National Head Start program conceptualized while psychologists were beginning to study preventive intervention for young children living in poverty.

Findings

As a group, children who live in poverty tend to perform worse in school than do children from more privileged backgrounds. For the first half of the 20th century, researchers attributed this difference to inherent cognitive deficits. At the time, the prevailing belief was that the course of child development was dictated by biology and maturation. By the early 1960s, this position gave way to the notion popularized by psychologists such as J. McVicker Hunt and Benjamin Bloom that intelligence could rather easily be shaped by the environment. There was very little research at the time to support these speculations but a few psychologists had begun to study whether environmental manipulation could prevent poor cognitive outcomes. Results of studies by psychologists Susan Gray and Rupert Klaus (1965), Martin Deutsch (1965) and Bettye Caldwell and former U.S. Surgeon General Julius Richmond (1968) supported the notion that early attention to physical and psychological development could improve cognitive ability.

Significance

These preliminary results caught the attention of Sargent Shriver, President Lyndon Johnson's chief strategist in implementing an arsenal of antipoverty programs as part of the War on Poverty. His idea for a school readiness program for children of the poor focused on breaking the cycle of poverty. Shriver reasoned that if poor children could begin school on an equal footing with wealthier classmates, they would have a better of chance of succeeding in school and avoiding poverty in adulthood. He appointed a planning committee of 13 professionals in physical and mental health, early education, social work, and developmental psychology. Their work helped shape what is now known as the federal Head Start program.

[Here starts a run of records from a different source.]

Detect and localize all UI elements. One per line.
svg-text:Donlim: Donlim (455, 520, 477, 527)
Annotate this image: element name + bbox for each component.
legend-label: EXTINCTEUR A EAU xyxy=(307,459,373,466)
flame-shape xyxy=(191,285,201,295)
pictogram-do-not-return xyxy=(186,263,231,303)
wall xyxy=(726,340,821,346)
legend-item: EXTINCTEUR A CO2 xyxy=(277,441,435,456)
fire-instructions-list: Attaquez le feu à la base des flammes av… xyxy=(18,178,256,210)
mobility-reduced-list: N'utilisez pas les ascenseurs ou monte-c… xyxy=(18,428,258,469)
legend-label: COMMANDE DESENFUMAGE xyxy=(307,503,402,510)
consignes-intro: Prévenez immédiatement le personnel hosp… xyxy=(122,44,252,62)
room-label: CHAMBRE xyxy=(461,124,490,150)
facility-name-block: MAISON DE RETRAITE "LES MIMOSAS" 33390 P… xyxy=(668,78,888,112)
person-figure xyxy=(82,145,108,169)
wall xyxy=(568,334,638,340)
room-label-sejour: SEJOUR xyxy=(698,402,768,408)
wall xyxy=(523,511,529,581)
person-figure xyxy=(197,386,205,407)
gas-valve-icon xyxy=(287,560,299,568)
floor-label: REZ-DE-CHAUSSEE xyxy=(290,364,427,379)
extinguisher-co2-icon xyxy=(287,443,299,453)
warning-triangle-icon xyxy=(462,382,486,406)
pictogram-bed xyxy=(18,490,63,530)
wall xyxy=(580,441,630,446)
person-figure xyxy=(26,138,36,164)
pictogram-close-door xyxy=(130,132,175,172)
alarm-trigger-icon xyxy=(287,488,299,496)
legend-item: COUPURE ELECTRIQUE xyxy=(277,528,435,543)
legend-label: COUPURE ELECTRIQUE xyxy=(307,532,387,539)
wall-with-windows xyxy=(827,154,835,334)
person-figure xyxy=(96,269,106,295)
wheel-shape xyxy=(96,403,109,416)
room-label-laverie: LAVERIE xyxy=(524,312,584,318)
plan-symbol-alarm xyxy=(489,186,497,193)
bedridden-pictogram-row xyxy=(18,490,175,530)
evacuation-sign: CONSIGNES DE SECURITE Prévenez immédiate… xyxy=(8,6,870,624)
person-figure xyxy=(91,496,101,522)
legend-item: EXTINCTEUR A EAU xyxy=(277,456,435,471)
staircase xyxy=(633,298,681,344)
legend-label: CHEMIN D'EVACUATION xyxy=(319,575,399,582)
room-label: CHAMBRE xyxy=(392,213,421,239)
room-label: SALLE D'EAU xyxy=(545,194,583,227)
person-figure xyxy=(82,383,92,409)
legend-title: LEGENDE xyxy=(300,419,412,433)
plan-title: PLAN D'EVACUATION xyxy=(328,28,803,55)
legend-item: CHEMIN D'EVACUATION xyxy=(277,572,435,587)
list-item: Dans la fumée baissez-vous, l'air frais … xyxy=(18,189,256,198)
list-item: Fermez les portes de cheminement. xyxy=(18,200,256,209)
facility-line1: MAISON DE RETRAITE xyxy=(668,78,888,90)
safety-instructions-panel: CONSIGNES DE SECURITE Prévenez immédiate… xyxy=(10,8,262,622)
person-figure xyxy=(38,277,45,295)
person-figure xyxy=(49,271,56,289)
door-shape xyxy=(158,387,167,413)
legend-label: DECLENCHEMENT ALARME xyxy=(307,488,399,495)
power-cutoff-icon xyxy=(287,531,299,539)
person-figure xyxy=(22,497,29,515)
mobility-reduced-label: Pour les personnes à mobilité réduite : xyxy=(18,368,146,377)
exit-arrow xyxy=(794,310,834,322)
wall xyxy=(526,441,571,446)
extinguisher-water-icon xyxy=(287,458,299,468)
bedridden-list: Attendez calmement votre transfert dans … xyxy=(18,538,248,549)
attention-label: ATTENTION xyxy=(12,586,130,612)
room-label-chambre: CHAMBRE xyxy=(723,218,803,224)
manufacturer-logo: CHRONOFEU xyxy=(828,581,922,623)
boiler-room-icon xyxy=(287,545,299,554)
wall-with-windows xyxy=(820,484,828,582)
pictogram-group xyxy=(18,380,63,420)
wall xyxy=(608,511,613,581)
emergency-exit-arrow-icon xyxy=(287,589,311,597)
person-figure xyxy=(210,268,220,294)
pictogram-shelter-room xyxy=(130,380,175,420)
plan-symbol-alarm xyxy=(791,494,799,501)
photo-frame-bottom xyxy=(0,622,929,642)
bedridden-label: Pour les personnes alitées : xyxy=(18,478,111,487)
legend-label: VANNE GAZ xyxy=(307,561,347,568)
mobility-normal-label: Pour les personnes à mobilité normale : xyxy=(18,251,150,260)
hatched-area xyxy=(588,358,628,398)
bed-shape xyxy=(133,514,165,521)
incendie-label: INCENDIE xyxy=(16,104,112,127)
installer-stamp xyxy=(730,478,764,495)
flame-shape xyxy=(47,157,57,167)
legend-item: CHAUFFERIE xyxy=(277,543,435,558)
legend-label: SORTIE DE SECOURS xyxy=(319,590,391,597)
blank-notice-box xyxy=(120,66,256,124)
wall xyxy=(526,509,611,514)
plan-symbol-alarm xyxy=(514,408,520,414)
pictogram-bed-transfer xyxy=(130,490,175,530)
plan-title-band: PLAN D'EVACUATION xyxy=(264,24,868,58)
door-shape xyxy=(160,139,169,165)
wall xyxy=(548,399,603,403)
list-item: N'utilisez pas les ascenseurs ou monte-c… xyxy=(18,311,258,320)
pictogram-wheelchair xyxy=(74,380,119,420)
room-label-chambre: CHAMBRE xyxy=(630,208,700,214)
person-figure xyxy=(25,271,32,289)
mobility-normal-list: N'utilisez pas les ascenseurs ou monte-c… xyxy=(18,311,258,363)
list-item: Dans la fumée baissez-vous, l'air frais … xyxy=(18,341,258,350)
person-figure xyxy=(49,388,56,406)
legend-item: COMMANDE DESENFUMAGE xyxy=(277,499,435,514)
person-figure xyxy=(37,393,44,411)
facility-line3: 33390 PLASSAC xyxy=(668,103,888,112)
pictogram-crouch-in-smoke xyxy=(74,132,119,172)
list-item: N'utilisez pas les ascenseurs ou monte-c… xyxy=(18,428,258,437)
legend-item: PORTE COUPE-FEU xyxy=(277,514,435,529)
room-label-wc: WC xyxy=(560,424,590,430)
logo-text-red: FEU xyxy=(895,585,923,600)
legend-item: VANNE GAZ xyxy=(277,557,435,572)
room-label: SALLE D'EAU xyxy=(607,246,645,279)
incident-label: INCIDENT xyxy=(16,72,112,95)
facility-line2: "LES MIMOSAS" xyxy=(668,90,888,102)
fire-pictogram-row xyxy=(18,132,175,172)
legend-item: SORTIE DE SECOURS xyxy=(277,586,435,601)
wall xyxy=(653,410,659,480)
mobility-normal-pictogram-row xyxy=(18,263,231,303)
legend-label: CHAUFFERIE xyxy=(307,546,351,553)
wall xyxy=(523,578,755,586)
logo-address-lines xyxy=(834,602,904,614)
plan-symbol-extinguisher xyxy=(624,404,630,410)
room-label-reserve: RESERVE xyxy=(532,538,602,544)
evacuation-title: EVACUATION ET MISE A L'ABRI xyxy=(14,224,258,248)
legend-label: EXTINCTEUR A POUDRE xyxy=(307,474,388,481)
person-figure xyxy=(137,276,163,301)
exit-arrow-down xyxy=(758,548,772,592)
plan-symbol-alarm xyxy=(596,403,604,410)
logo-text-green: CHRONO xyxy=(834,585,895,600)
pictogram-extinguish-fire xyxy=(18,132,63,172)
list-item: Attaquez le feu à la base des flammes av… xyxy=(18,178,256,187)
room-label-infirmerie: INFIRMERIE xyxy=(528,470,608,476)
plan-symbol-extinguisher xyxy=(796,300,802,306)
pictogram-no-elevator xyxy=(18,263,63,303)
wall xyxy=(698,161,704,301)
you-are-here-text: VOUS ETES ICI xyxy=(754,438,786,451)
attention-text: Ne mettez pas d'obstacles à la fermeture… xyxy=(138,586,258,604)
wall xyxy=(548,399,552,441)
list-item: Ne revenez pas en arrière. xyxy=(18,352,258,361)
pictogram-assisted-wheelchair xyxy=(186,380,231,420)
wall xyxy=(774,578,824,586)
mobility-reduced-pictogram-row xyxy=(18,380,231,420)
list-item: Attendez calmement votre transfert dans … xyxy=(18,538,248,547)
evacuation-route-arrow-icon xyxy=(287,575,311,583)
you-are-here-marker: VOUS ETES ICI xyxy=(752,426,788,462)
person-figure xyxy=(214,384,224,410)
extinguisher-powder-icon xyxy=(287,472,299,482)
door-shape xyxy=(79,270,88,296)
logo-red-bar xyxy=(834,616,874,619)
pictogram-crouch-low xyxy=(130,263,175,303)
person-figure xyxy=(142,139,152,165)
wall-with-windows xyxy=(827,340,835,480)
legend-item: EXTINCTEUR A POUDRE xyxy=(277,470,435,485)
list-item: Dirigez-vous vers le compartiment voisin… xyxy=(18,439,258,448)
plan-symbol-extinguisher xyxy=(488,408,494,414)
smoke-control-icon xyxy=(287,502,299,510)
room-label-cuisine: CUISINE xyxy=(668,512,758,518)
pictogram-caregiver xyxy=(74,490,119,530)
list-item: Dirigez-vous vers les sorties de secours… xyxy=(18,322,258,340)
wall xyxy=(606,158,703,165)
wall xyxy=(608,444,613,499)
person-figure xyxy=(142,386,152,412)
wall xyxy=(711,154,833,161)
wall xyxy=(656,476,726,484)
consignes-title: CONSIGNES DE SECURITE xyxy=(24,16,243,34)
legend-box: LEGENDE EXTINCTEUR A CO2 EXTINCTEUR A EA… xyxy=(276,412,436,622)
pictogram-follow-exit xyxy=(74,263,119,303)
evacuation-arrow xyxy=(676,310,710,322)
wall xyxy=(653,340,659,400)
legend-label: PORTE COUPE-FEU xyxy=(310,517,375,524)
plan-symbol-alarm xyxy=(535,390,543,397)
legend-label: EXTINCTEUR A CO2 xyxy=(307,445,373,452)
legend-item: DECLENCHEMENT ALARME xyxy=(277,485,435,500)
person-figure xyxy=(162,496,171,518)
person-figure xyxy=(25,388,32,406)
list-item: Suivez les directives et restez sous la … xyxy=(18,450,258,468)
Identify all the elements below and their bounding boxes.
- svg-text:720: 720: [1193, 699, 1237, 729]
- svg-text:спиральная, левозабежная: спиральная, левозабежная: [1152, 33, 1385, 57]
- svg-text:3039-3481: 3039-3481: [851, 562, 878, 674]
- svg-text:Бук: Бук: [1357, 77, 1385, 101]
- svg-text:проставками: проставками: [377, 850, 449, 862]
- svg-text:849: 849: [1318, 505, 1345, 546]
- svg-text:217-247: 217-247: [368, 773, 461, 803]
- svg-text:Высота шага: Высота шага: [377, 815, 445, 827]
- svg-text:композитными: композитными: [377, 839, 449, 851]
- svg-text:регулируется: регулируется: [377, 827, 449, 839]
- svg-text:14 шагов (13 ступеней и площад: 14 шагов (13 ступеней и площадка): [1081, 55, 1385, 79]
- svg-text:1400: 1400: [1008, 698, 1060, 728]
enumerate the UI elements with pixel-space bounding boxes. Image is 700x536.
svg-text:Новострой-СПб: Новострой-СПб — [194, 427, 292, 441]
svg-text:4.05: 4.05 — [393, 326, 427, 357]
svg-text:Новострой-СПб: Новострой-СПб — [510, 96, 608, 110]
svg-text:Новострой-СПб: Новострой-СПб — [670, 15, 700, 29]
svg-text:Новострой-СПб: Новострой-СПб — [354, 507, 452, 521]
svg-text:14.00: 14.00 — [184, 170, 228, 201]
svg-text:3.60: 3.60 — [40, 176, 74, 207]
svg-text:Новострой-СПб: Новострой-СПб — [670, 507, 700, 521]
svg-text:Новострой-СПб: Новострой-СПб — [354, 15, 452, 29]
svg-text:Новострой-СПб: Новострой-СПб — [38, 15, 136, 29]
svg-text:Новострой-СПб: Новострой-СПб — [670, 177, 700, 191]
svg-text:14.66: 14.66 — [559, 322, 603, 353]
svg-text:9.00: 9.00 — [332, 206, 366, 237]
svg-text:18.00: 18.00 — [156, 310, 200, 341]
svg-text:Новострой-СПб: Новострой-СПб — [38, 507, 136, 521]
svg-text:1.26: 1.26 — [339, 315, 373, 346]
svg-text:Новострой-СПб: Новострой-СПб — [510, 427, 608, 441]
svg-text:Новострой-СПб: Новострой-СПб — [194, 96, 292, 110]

The three developmental psychologists in the group were Urie Bronfenbrenner, Mamie Clark, and Edward Zigler. Bronfenbrenner convinced the other members that intervention would be most effective if it involved not just the child but the family and community that comprise the child-rearing environment. Parent involvement in school operations and administration were unheard of at the time, but it became a cornerstone of Head Start and proved to be a major contributor to its success. Zigler had been trained as a scientist and was distressed that the new program was not going to be field-tested before its nationwide launch. Arguing that it was not wise to base such a massive, innovative program on good ideas and concepts but little empirical evidence, he insisted that research and evaluation be part of Head Start. When he later became the federal official responsible for administering the program, Zigler (often referred to as the "father of Head Start") worked to cast Head Start as a national laboratory for the design of effective early childhood services.

Although it is difficult to summarize the hundreds of empirical studies of Head Start outcomes, Head Start does seem to produce a variety of benefits for most children who participate. Although some studies have suggested that the intellectual advantages gained from participation in Head Start gradually disappear as children progress through elementary school, some of these same studies have shown more lasting benefits in the areas of school achievement and adjustment.

Practical Application

Head Start began as a great experiment that over the years has yielded prolific results. Some 20 million children and families have participated in Head Start since the summer of 1965; current enrollment approaches one million annually, including those in the new Early Head Start that serves families with children from birth to age 3. Psychological research on early intervention has proliferated, creating an expansive literature and sound knowledge base. Many research ideas designed and tested in the Head Start laboratory have been adapted in a variety of service delivery programs. These include family support services, home visiting, a credentialing process for early childhood workers, and education for parenthood. Head Start's efforts in preschool education spotlighted the value of school readiness and helped spur today's movement toward universal preschool.

Cited Research

Caldwell, B., & Richmond, J. The Children's Center in Syracuse, New York. In L. L. Dittman (Ws.,), Early child care: The new perspectives. New York: Atherton.

Deutsch, M. (1965). Annual report: Institute for Developmental Studies. New York: Department of Psychiatry, NY Medical College.

Gray, S. W., & Klaus, R. A. (1965). An experimental preschool program for culturally deprived children. Child Development, 36, 887-898.